One of the key factors is **atrial fibrosis**, which means the development of excess fibrous connective tissue in the atria. This fibrosis disrupts the normal electrical pathways, causing irregular and rapid heartbeats. Aging promotes fibrosis through cellular senescence, a process where heart cells lose their ability to function properly and start secreting substances that encourage scarring and inflammation. This fibrotic remodeling stiffens the atrial walls and creates a substrate that favors the initiation and maintenance of AF.
In addition to fibrosis, aging affects the **electrophysiology** of the atria. The electrical signals that coordinate heartbeats become slower and more erratic due to changes in ion channel function and altered calcium handling within heart cells. These changes increase the likelihood of abnormal impulses and reentrant circuits, which trigger AF episodes.

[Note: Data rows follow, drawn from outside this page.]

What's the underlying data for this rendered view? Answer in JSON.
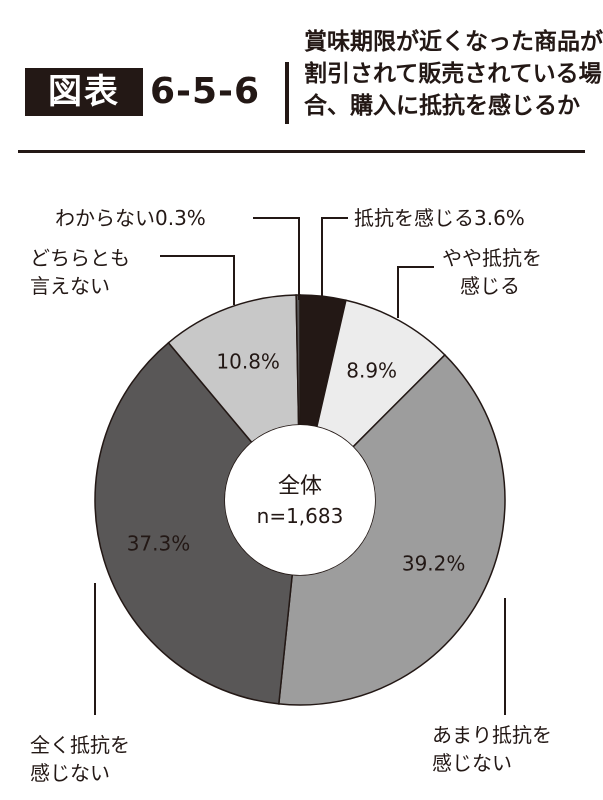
{
  "header": {
    "badge": "図表",
    "figure_number": "6-5-6",
    "title_lines": [
      "賞味期限が近くなった商品が",
      "割引されて販売されている場",
      "合、購入に抵抗を感じるか"
    ]
  },
  "chart_data": {
    "type": "pie",
    "donut": true,
    "center_label": "全体",
    "sample_size": "n=1,683",
    "slices": [
      {
        "label": "抵抗を感じる",
        "value": 3.6,
        "value_label": "3.6%",
        "color": "#231815"
      },
      {
        "label": "やや抵抗を感じる",
        "value": 8.9,
        "value_label": "8.9%",
        "color": "#ececec"
      },
      {
        "label": "あまり抵抗を感じない",
        "value": 39.2,
        "value_label": "39.2%",
        "color": "#9d9d9d"
      },
      {
        "label": "全く抵抗を感じない",
        "value": 37.3,
        "value_label": "37.3%",
        "color": "#595757"
      },
      {
        "label": "どちらとも言えない",
        "value": 10.8,
        "value_label": "10.8%",
        "color": "#c8c8c8"
      },
      {
        "label": "わからない",
        "value": 0.3,
        "value_label": "0.3%",
        "color": "#595757"
      }
    ]
  },
  "callouts": {
    "s0": [
      "抵抗を感じる3.6%"
    ],
    "s1": [
      "やや抵抗を",
      "感じる"
    ],
    "s2": [
      "あまり抵抗を",
      "感じない"
    ],
    "s3": [
      "全く抵抗を",
      "感じない"
    ],
    "s4": [
      "どちらとも",
      "言えない"
    ],
    "s5": [
      "わからない0.3%"
    ]
  }
}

Another important aspect is the **increased prevalence of cardiovascular diseases** with age, such as hypertension, coronary artery disease, and heart failure. These conditions cause structural and functional stress on the atria, further promoting remodeling and electrical instability. The longer a person lives with these conditions, the more the atria are exposed to damaging influences, increasing AF risk.
Inflammation also plays a significant role. Aging is associated with a chronic low-grade inflammatory state that contributes to atrial remodeling. Inflammatory mediators can alter the atrial tissue matrix and electrical properties, facilitating the development of AF. For example, inflammatory pathways activate fibroblasts that produce collagen, leading to fibrosis, and affect connexins, proteins critical for electrical conduction between heart cells.
Hormonal changes with aging, such as reduced estrogen levels after menopause in women, may also influence AF risk by promoting inflammation and fibrosis in the atria. This hormonal decline can exacerbate the structural and electrical changes that predispose to AF.
Furthermore, aging is linked to **cellular senescence** in the heart, where aged cells secrete factors that accelerate myocardial fibrosis and cardiovascular aging. This senescence-induced environment fosters the development of AF by creating a heart tissue landscape prone to arrhythmias.
The combination of these factors—fibrosis, electrical remodeling, inflammation, hormonal changes, and comorbid cardiovascular diseases—creates a progressively vulnerable atrial substrate. This substrate is more likely to develop the chaotic electrical activity characteristic of atrial fibrillation as people age.
In summary, aging increases AF risk by causing structural changes like fibrosis, altering electrical conduction, promoting inflammation, and increasing exposure to cardiovascular diseases. These changes collectively disrupt the normal rhythm of the heart’s atria, making atrial fibrillation more common in the elderly.